In other words, a single neuron may resemble less a simple switch than a customized minicomputer, sophisticated enough to distinguish your grandmother from Grandma Moses. If this view is correct, meaningful messages might be conveyed not just by hordes of neurons screaming in unison but by a small group of cells whispering, perhaps in a terse temporal code. Discerning such faint signals within the cacophony of the brain will be "incredibly difficult," Koch says, no matter how far neurotechnology advances.
Efforts to detect the whispers amid the cacophony are further complicated by the improvisational dexterity of the brain. Studies of the motor cortex, which underlies body movement, have shown that the brain invents entirely new coding schemes for novel situations. In the 1980s, researchers discovered neurons in a monkey's motor cortex that peaked in their firing rate when the monkey moved its hand in a specific direction. Rather than falling silent when the hand diverged even slightly from its so-called preferred direction, the cells' firing rate diminished in proportion to the angle of divergence.
Several teams, including one led by Andrew Schwartz of the University of Pittsburgh, have sought to exploit these findings to create neural prostheses for paralyzed patients.
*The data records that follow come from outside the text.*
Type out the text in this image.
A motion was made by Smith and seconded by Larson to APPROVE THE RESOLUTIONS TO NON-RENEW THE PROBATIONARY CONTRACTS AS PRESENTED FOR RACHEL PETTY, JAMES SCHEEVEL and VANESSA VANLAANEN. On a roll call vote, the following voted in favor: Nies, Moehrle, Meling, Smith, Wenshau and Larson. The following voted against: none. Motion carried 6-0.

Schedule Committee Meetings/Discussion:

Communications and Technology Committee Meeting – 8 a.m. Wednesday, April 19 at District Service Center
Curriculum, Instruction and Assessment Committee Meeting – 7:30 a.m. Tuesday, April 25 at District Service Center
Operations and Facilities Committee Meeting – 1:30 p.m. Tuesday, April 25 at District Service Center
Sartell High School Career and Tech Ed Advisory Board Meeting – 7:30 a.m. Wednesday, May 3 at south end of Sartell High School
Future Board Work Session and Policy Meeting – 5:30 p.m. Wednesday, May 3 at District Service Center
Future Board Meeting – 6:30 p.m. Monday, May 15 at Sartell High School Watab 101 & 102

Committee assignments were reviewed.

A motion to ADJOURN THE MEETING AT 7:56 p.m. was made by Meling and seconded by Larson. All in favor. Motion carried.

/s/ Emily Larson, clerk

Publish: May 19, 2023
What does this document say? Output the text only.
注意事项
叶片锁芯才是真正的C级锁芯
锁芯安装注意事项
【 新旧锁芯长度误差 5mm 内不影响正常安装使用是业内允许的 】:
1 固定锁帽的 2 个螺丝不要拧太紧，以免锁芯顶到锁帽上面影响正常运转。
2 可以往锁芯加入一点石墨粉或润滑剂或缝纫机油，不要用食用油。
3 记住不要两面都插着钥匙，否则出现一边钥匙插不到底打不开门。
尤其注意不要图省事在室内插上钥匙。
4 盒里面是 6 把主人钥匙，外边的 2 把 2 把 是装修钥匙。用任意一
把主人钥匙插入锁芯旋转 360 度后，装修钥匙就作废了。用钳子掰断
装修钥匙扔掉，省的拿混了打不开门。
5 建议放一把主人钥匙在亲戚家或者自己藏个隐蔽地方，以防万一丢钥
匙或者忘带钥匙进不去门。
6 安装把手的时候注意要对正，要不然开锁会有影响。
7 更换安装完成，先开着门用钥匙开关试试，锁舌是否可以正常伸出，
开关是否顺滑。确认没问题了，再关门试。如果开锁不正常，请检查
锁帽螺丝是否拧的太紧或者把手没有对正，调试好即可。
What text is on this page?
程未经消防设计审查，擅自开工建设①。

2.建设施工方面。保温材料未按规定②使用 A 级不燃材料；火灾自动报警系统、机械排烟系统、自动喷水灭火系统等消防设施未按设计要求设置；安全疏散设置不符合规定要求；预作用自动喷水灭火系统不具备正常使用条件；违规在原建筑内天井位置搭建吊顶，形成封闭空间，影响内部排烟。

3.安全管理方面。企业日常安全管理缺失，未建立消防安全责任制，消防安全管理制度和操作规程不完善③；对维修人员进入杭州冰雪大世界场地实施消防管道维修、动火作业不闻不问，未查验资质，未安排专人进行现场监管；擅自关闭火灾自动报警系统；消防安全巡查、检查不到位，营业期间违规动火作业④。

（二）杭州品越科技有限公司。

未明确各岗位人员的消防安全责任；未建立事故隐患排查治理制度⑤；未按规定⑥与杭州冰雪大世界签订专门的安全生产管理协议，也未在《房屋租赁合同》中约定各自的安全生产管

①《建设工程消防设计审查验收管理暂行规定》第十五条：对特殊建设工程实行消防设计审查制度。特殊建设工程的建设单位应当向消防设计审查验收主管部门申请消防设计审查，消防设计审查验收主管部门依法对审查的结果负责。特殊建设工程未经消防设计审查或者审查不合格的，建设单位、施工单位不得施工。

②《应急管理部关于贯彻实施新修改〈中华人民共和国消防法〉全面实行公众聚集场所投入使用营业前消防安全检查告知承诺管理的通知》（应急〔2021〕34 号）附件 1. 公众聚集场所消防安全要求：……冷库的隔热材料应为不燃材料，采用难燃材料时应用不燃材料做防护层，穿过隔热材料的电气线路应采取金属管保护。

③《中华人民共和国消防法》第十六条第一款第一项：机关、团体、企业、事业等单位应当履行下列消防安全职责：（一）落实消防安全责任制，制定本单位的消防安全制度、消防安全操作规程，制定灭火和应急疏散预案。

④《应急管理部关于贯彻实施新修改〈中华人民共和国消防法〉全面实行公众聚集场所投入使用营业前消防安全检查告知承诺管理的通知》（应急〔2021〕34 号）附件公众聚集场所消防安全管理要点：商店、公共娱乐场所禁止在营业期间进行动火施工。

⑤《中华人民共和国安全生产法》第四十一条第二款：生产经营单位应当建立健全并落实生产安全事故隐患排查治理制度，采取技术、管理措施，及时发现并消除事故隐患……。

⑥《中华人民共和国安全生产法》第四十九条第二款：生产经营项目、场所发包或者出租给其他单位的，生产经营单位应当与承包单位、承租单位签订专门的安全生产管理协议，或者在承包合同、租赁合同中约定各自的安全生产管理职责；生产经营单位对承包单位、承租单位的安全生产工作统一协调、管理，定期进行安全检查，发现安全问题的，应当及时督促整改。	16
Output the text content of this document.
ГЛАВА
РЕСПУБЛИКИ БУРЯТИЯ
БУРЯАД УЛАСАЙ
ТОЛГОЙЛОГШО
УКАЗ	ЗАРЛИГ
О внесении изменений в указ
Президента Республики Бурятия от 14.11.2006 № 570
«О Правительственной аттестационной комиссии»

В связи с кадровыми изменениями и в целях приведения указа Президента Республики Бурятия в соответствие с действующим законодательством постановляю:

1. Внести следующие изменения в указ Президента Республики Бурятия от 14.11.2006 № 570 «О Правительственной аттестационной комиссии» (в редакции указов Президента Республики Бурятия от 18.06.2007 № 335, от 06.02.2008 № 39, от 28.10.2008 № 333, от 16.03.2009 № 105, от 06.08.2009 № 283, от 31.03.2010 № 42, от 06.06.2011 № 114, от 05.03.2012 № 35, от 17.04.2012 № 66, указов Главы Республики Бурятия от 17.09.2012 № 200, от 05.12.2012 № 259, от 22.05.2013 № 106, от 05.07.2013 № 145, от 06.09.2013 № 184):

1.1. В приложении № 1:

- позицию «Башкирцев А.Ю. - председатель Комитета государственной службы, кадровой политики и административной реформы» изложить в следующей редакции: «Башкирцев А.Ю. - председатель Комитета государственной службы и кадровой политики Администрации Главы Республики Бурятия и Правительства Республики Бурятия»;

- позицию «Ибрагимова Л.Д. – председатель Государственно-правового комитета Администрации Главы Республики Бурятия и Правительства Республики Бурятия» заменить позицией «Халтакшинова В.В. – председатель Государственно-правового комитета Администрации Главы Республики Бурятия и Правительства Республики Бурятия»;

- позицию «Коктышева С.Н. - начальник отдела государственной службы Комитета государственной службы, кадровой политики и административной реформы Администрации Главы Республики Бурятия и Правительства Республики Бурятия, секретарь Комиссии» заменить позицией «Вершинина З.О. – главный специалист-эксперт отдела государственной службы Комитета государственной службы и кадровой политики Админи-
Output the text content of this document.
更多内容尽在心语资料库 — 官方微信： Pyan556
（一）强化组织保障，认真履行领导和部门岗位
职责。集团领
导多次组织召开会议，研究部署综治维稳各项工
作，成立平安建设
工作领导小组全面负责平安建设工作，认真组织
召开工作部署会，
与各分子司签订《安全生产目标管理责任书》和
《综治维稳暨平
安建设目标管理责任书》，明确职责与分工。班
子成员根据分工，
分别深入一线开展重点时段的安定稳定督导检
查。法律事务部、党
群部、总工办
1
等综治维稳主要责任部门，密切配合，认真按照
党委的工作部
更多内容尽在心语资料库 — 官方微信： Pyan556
They have demonstrated that electrodes implanted in a monkey's motor cortex can detect signals accompanying a specific arm movement; these same signals—after being processed by an algorithm—can initiate similar movements by a robot arm. If the monkey's arm is tied down, the monkey learns to control the robot arm through pure thought—but with an entirely different set of neural signals. These findings dovetail with others showing that neurons' coding behavior shifts in different contexts. "What you're aiming at is sort of a moving target," Schwartz says. "If you make an estimate of something at one point in time, that doesn't mean it's going to stay that way."